Había una vez un anciano labrador, viudo y muy pobre, que vivía junto a su hijo en una aldea, también muy necesitada. Un día de verano, un precioso caballo salvaje, descendió de la montaña a buscar comida y bebida en la aldea. Quiso el destino que el animal fuera a parar al establo del anciano labrador.
La noticia corrió a toda velocidad y los vecinos fueron a felicitarlo. Era una gran suerte que ese bello ejemplar fuera a parar a su establo. Cuando los vecinos se acercaron para felicitarlo, el labrador les replicó: “¿Buena suerte? ¿Mala suerte? ¡Quién sabe!”.
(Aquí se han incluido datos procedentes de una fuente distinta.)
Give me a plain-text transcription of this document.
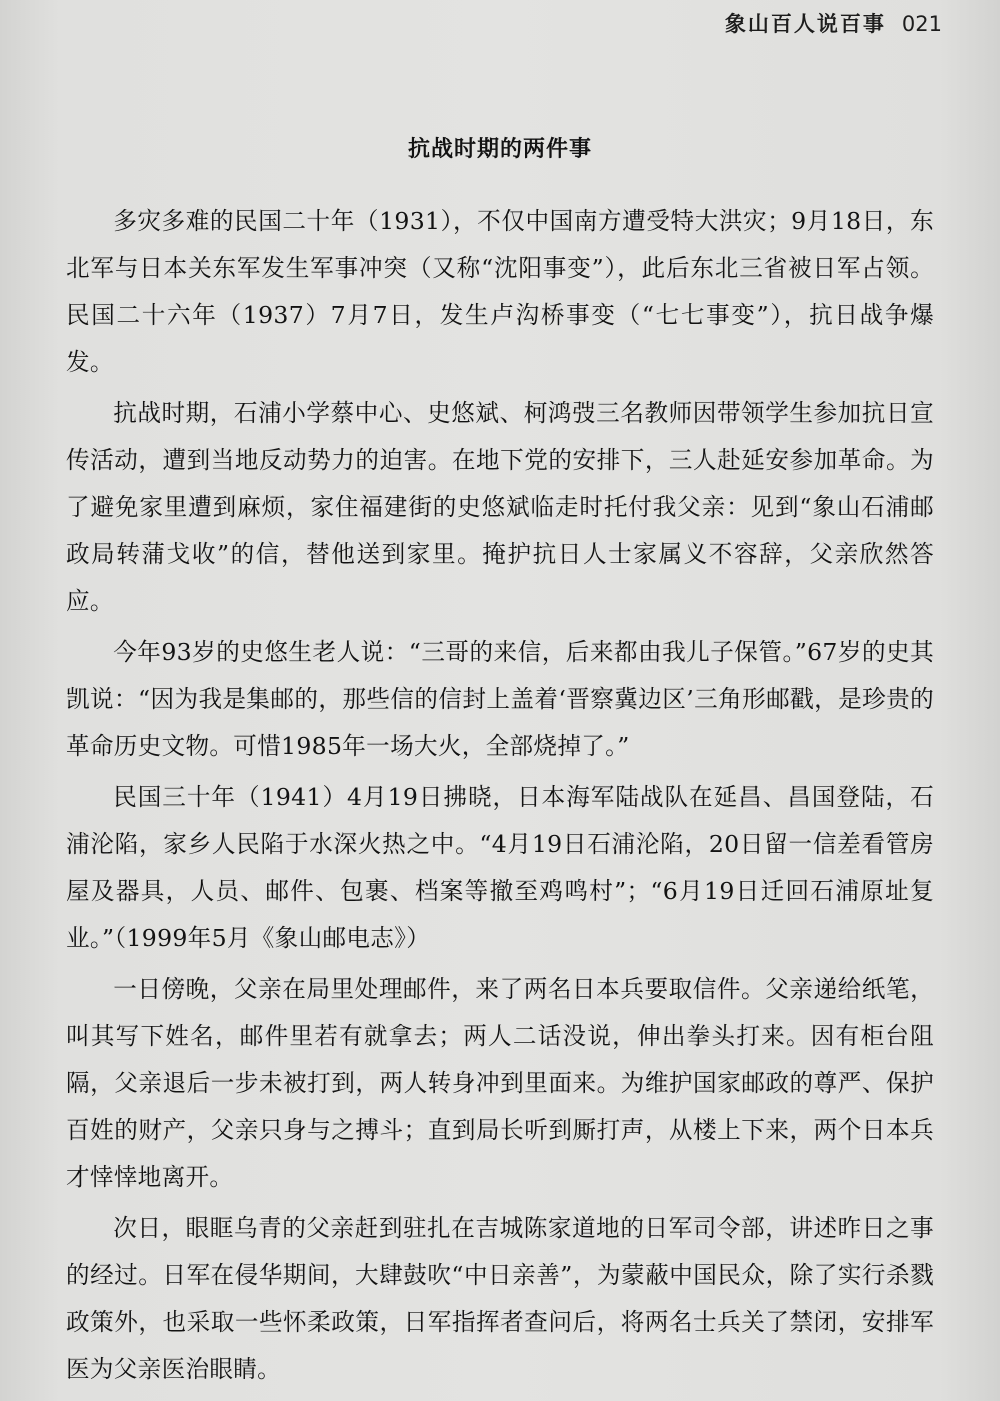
象山百人说百事 021
抗战时期的两件事

多灾多难的民国二十年（1931），不仅中国南方遭受特大洪灾；9月18日，东北军与日本关东军发生军事冲突（又称“沈阳事变”），此后东北三省被日军占领。民国二十六年（1937）7月7日，发生卢沟桥事变（“七七事变”），抗日战争爆发。

抗战时期，石浦小学蔡中心、史悠斌、柯鸿弢三名教师因带领学生参加抗日宣传活动，遭到当地反动势力的迫害。在地下党的安排下，三人赴延安参加革命。为了避免家里遭到麻烦，家住福建街的史悠斌临走时托付我父亲：见到“象山石浦邮政局转蒲戈收”的信，替他送到家里。掩护抗日人士家属义不容辞，父亲欣然答应。

今年93岁的史悠生老人说：“三哥的来信，后来都由我儿子保管。”67岁的史其凯说：“因为我是集邮的，那些信的信封上盖着‘晋察冀边区’三角形邮戳，是珍贵的革命历史文物。可惜1985年一场大火，全部烧掉了。”

民国三十年（1941）4月19日拂晓，日本海军陆战队在延昌、昌国登陆，石浦沦陷，家乡人民陷于水深火热之中。“4月19日石浦沦陷，20日留一信差看管房屋及器具，人员、邮件、包裹、档案等撤至鸡鸣村”；“6月19日迁回石浦原址复业。”（1999年5月《象山邮电志》）

一日傍晚，父亲在局里处理邮件，来了两名日本兵要取信件。父亲递给纸笔，叫其写下姓名，邮件里若有就拿去；两人二话没说，伸出拳头打来。因有柜台阻隔，父亲退后一步未被打到，两人转身冲到里面来。为维护国家邮政的尊严、保护百姓的财产，父亲只身与之搏斗；直到局长听到厮打声，从楼上下来，两个日本兵才悻悻地离开。

次日，眼眶乌青的父亲赶到驻扎在吉城陈家道地的日军司令部，讲述昨日之事的经过。日军在侵华期间，大肆鼓吹“中日亲善”，为蒙蔽中国民众，除了实行杀戮政策外，也采取一些怀柔政策，日军指挥者查问后，将两名士兵关了禁闭，安排军医为父亲医治眼睛。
Pero sucedió que, al día siguiente, el caballo ya saciado, regresó a las montañas. Cuando los vecinos del anciano labrador se acercaron para condolerse con él y lamentar su desgracia, éste les replicó: “¿Mala suerte? ¿Buena suerte? ¡Quién sabe!”.
Una semana después, el joven y fuerte caballo regresó de las montañas trayendo consigo una caballada inmensa de 40 ejemplares. De repente, el anciano labrador se volvía rico de la manera más inesperada. Entonces los vecinos lo felicitaron por su extraordinaria buena suerte. Pero éste, de nuevo les respondió: “¿Buena suerte? ¿Mala suerte? ¡Quién sabe!”.
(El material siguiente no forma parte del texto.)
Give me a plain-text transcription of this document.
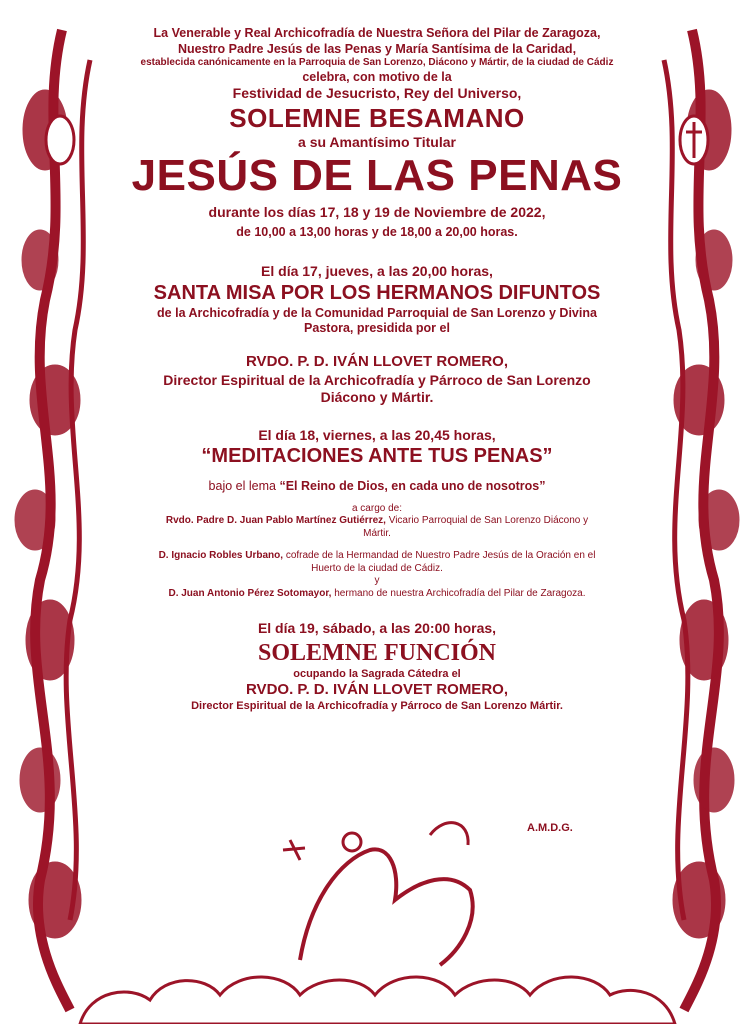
La Venerable y Real Archicofradía de Nuestra Señora del Pilar de Zaragoza,
Nuestro Padre Jesús de las Penas y María Santísima de la Caridad,
establecida canónicamente en la Parroquia de San Lorenzo, Diácono y Mártir, de la ciudad de Cádiz
celebra, con motivo de la
Festividad de Jesucristo, Rey del Universo,
SOLEMNE BESAMANO
a su Amantísimo Titular
JESÚS DE LAS PENAS
durante los días 17, 18 y 19 de Noviembre de 2022,
de 10,00 a 13,00 horas y de 18,00 a 20,00 horas.
El día 17, jueves, a las 20,00 horas,
SANTA MISA POR LOS HERMANOS DIFUNTOS
de la Archicofradía y de la Comunidad Parroquial de San Lorenzo y Divina
Pastora, presidida por el
RVDO. P. D. IVÁN LLOVET ROMERO,
Director Espiritual de la Archicofradía y Párroco de San Lorenzo
Diácono y Mártir.
El día 18, viernes, a las 20,45 horas,
“MEDITACIONES ANTE TUS PENAS”
bajo el lema “El Reino de Dios, en cada uno de nosotros”
a cargo de:
Rvdo. Padre D. Juan Pablo Martínez Gutiérrez, Vicario Parroquial de San Lorenzo Diácono y
Mártir.
D. Ignacio Robles Urbano, cofrade de la Hermandad de Nuestro Padre Jesús de la Oración en el
Huerto de la ciudad de Cádiz.
y
D. Juan Antonio Pérez Sotomayor, hermano de nuestra Archicofradía del Pilar de Zaragoza.
El día 19, sábado, a las 20:00 horas,
SOLEMNE FUNCIÓN
ocupando la Sagrada Cátedra el
RVDO. P. D. IVÁN LLOVET ROMERO,
Director Espiritual de la Archicofradía y Párroco de San Lorenzo Mártir.
A.M.D.G.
Al día siguiente, cuando el hijo del labrador intentó domar al guía de todos los caballos salvajes, el animal se encabritó y lo pateó, haciendo que cayera al suelo y recibiera tantas patadas que le rompieron los huesos de brazos y piernas. Naturalmente, todo el mundo consideró aquello como una verdadera desgracia. No así el labrador, quien se limitó a decir: “¿Mala suerte? ¿Buena suerte? ¡Quién sabe!”.
Unas semanas más tarde, el ejército entró en el poblado y fueron reclutados todos los jóvenes que se encontraban en buenas condiciones. No así el hijo del labrador que por su estado quedó en la casa. Los vecinos que quedaron en la aldea, fueron a ver al anciano labrador y a su hijo, y a expresarles la enorme buena suerte que había tenido el joven al no tener que partir hacia la guerra. A lo que el longevo sabio respondió: “¿Buena suerte? ¿Mala suerte? ¡Quién sabe!”.
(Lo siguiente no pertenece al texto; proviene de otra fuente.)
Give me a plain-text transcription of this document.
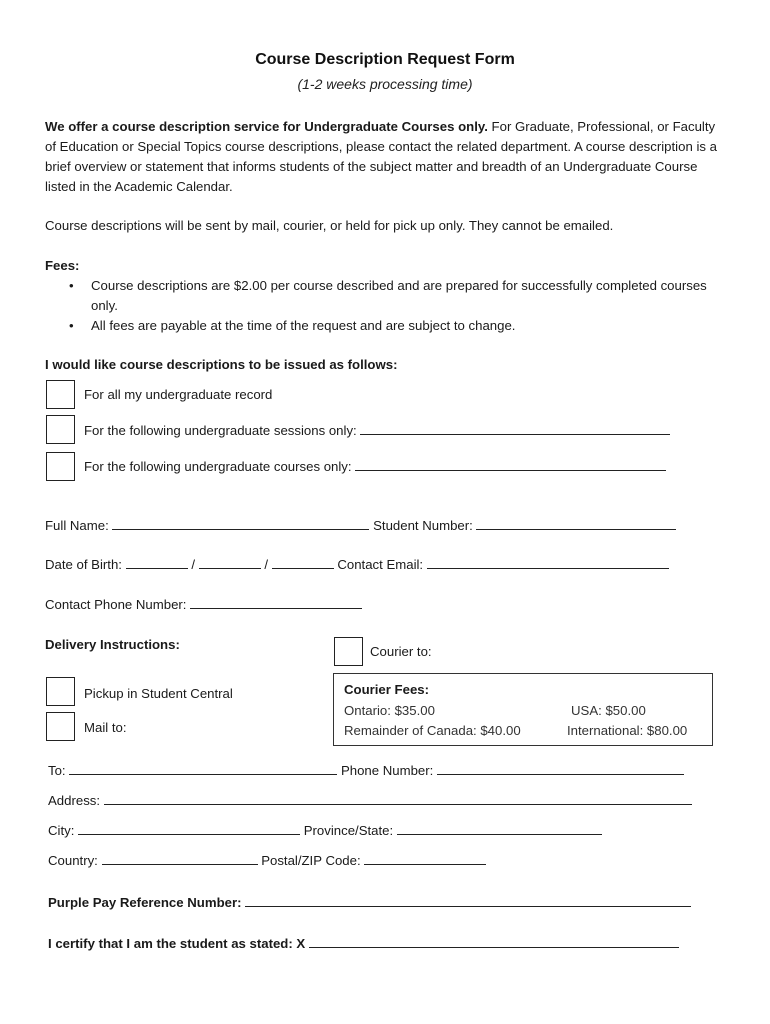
Course Description Request Form
(1-2 weeks processing time)
We offer a course description service for Undergraduate Courses only. For Graduate, Professional, or Faculty of Education or Special Topics course descriptions, please contact the related department. A course description is a brief overview or statement that informs students of the subject matter and breadth of an Undergraduate Course listed in the Academic Calendar.
Course descriptions will be sent by mail, courier, or held for pick up only. They cannot be emailed.
Fees:
• Course descriptions are $2.00 per course described and are prepared for successfully completed courses only.
• All fees are payable at the time of the request and are subject to change.
I would like course descriptions to be issued as follows:
For all my undergraduate record
For the following undergraduate sessions only:
For the following undergraduate courses only:
Full Name:	Student Number:
Date of Birth:	/	/	Contact Email:
Contact Phone Number:
Delivery Instructions:	Courier to:
Pickup in Student Central
Mail to:
Courier Fees:
Ontario: $35.00	USA: $50.00
Remainder of Canada: $40.00	International: $80.00
To:	Phone Number:
Address:
City:	Province/State:
Country:	Postal/ZIP Code:
Purple Pay Reference Number:
I certify that I am the student as stated: X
Esta historia nos muestra cómo la mente juzga constantemente clasificando en “bueno” o “malo” lo que nos sucede, condicionando lo que tomamos (por bueno) y lo que dejamos de lado (por malo). Si en cambio, pudiéramos considerar los dos polos a la vez ampliaríamos las opciones que quedan entre ellos, obteniendo mayores posibilidades de intervención en lo que deseamos cambiar.
La lectura parcial y limitada de lo que nos sucede no nos deja tomar las enseñanzas y regalos que la vida nos trae. En lugar de juzgar y descartar, confiemos en que el universo siempre conspira para bien.